En la década de los 90 del siglo pasado, Venezuela pudo juntar en una misma selección a Stalin Rivas, Gerson Díaz, Gabriel Miranda, Rafael Dudamel, Edson Tortolero y Miguel Echenausi; lo mejor de una de las camadas más talentosas que recuerde el fútbol nacional. Unos años atrás, fueron Pedro Febles, Bernardo Añor, Pedro Acosta, Nelson Carrero, César Baena, Laureano Jaimes, William Méndez y Carlos Maldonado los abanderados de una grey inolvidable apenas conocida por las nuevas generaciones.
La euforia del presente, con jugadores que comienzan a alcanzar trascendencia y notoriedad por el peso de los buenos resultados, puede nublar el análisis. ¿Es el grupo que logró el cuarto puesto en la Copa América de Argentina el de mayor genio que recuerde el país? La respuesta, a bote pronto, puede inducir al engaño a más de uno.
Los nombres de estos tiempos son cercanos para el gran público. Muchos de ellos participan de campeonatos en el extranjero con enorme visibilidad mediática. Distintas marcas asocian sus productos con los apellidos ilustres que alcanzan el rango inédito de ídolos nacionales. La clandestinidad del pasado no es una tara para futbolistas cuyas carreras evolucionan en el extranjero gracias a la vitrina que hoy les otorga la Vinotinto. Allí radica la diferencia –y también la enorme desventaja comparativa– con respecto a quienes construyeron sus trayectorias en la precariedad y el oscurantismo de años no tan lejanos.
Participar en ligas de mayor nivel, con técnicos que aportan conocimiento del juego y preparación de alto estándar, más la propia elevación en el estatus socioeconómico, le da al jugador de esta época una plataforma que le permite acercarse a expresiones futbolísticas que antes eran inalcanzables. Por eso, más que la de mayor talento, la de Argentina 2011 fue la generación mejor preparada de la historia para la alta competencia.
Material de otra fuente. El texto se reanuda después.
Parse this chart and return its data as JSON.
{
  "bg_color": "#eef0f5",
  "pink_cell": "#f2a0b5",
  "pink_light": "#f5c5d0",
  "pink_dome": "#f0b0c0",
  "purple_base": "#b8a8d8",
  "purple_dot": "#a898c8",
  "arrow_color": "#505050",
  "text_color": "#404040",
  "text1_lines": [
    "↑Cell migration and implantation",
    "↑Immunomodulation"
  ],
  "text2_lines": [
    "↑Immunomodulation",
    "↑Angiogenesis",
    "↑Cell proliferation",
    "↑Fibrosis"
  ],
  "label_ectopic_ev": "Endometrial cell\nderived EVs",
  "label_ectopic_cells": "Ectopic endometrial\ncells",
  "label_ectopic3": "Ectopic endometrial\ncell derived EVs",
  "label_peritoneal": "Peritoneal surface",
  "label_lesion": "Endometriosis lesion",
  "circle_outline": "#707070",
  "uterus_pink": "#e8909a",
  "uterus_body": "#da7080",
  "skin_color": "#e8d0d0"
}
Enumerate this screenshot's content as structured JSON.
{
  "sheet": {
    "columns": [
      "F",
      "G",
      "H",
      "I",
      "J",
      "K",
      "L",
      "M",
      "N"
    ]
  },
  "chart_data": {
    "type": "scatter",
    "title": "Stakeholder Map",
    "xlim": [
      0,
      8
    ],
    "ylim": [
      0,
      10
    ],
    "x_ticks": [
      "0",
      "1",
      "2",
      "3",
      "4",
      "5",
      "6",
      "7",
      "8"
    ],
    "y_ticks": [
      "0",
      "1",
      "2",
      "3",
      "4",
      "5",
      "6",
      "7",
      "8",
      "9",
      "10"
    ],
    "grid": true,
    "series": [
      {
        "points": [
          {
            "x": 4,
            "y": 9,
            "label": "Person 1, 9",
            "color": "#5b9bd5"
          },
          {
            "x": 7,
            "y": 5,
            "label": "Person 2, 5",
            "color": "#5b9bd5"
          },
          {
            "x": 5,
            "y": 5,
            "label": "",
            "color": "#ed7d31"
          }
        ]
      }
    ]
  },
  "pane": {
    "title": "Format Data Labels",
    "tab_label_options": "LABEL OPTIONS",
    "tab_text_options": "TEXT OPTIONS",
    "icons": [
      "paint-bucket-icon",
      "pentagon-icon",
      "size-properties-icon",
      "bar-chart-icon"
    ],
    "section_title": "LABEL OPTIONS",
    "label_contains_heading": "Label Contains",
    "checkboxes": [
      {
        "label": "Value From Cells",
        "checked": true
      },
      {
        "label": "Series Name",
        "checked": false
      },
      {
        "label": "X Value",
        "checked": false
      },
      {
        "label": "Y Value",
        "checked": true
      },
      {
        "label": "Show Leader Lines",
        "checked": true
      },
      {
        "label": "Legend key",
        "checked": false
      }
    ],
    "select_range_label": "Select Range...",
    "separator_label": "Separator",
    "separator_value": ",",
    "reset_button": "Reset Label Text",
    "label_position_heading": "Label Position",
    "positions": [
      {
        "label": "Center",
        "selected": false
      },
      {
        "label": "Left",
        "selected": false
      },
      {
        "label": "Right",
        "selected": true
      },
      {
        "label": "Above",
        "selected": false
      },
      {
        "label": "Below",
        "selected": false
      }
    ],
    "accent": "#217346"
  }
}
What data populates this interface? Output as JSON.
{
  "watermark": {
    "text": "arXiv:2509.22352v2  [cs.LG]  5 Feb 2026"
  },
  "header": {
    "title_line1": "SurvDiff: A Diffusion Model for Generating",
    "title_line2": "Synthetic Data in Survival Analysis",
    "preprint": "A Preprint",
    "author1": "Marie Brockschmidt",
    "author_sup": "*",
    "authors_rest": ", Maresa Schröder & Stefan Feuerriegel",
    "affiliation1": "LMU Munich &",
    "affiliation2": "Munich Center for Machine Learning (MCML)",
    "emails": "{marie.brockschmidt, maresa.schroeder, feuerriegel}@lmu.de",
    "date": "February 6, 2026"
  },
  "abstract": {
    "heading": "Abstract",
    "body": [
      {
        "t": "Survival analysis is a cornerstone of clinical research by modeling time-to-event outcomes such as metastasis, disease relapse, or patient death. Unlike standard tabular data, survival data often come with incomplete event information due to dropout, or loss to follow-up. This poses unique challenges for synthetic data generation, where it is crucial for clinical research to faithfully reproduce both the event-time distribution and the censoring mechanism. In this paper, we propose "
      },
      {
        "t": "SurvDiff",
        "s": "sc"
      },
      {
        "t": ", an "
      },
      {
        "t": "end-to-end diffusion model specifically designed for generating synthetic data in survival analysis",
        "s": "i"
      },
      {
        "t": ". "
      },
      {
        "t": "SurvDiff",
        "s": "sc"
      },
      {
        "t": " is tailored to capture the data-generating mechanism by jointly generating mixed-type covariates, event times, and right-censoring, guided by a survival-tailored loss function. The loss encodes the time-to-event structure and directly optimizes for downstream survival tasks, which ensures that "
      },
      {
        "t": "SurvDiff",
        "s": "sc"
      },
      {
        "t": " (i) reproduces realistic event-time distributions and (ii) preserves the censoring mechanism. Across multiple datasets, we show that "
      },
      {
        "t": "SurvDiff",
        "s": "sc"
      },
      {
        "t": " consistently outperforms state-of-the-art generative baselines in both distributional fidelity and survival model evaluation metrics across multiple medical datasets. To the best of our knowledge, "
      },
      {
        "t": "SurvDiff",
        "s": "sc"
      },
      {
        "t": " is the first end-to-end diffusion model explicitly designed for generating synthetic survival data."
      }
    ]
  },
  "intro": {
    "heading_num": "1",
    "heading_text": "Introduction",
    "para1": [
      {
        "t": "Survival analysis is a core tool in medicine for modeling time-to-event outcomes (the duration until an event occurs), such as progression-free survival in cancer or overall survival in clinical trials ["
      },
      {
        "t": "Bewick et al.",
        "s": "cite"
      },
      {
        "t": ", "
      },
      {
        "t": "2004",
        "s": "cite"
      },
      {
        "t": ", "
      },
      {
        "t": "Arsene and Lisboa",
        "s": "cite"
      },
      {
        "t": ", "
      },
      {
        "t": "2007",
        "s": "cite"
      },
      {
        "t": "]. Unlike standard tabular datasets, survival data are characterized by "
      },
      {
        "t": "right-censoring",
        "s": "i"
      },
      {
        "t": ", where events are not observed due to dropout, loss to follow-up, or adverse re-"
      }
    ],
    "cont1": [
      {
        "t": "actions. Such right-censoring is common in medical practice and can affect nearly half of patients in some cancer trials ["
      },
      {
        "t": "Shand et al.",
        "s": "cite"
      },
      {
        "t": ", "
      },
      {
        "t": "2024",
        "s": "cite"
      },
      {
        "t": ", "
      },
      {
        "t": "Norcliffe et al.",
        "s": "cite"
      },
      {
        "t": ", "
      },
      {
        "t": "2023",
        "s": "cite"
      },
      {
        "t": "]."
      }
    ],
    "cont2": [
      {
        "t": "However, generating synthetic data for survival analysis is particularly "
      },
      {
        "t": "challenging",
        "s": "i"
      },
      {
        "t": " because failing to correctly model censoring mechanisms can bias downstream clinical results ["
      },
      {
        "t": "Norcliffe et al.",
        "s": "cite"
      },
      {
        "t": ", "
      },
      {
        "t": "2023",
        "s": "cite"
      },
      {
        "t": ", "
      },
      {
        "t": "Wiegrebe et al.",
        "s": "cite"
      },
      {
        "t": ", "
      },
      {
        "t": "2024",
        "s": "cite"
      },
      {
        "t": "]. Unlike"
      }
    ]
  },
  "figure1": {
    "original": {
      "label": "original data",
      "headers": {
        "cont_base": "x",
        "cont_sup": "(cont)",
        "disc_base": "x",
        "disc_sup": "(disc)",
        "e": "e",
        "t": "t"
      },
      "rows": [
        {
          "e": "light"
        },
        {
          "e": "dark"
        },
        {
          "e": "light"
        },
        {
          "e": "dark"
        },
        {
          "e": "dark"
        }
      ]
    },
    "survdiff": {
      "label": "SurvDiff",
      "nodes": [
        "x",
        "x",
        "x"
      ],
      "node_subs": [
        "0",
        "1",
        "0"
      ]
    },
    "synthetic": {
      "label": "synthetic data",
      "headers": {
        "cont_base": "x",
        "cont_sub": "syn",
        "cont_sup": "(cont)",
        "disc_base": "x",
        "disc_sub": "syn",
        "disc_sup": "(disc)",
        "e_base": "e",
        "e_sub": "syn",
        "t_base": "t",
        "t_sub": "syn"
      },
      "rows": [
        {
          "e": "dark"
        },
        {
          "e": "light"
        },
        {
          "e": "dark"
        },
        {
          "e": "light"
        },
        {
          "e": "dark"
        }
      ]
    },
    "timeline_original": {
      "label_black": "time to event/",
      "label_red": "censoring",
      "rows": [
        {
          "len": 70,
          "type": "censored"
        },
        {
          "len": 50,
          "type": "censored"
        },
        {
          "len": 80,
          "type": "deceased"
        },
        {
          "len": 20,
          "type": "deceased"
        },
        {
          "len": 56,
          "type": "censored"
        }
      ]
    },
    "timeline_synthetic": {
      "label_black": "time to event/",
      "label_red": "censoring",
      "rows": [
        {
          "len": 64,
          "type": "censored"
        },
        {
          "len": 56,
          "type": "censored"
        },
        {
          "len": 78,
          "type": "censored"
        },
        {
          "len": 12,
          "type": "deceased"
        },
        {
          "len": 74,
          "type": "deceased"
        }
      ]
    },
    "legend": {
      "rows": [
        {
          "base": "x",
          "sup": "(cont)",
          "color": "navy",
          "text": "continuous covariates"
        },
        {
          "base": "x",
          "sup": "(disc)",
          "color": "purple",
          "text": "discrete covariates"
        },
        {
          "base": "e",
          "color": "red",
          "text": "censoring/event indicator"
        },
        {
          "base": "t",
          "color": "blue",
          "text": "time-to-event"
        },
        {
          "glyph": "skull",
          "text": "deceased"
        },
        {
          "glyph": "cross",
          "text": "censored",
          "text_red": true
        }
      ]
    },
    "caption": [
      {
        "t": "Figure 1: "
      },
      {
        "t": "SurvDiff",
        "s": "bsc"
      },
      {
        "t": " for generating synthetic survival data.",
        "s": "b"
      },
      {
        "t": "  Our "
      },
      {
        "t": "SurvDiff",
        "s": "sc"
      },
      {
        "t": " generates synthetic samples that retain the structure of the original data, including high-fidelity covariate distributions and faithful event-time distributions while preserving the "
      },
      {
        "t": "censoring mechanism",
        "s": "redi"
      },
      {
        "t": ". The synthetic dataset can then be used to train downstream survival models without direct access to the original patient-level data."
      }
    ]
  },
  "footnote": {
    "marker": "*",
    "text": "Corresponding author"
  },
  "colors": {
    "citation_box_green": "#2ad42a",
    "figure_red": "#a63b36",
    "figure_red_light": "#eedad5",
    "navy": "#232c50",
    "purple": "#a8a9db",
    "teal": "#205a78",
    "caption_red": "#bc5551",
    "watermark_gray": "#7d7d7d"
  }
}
¿Cómo medir entonces la evolución del fútbol criollo en los dos últimos lustros sin caer en lugares comunes? ¿Qué cambió realmente? Mucho, si se atiende a la visión del que, desde afuera, mira con asombro el lugar que ocupa esta selección exitosa; poco, si el enfoque se centra en la estructura caduca que sostiene los campeonatos internos, punto nuclear para calibrar el estatus auténtico de crecimiento y sanidad.
Los equipos siguen apostando al corto plazo y a las vueltas olímpicas antes que al desarrollo. El Caracas es una excepción por su notable trabajo en las divisiones inferiores, pero la mayoría desatiende un aspecto fundamental en la consolidación institucional. Pocos poseen patrimonios, más allá de los propios jugadores, y el mercado interno no es controlado por quienes deberían fungir como socios al servicio de una empresa exitosa. Así, los torneos internos son caldo de cultivo para el ingreso de capitales de origen dudoso, o provenientes de fondos públicos, lo que genera incertidumbre, promueve la desigualdad y trastoca el equilibrio económico.
Lo anterior no convierte en falacia el hecho de que algunas cosas sí dieron un salto de calidad. El mundo global acercó métodos y tendencias. Los entrenadores están mejor capacitados y la preparación física pasó a ser un aspecto que ahora se jerarquiza. La televisión entró con fuerza y multiplicó las posibilidades de generar recursos y llenar estadios. Y el ejemplo de lo que las figuras proyectan convierte al fútbol en una solución de vida para quienes lo practican, además de promulgar valores que construyen una visión social positiva hacia el segundo deporte de mayor aceptación popular para los venezolanos.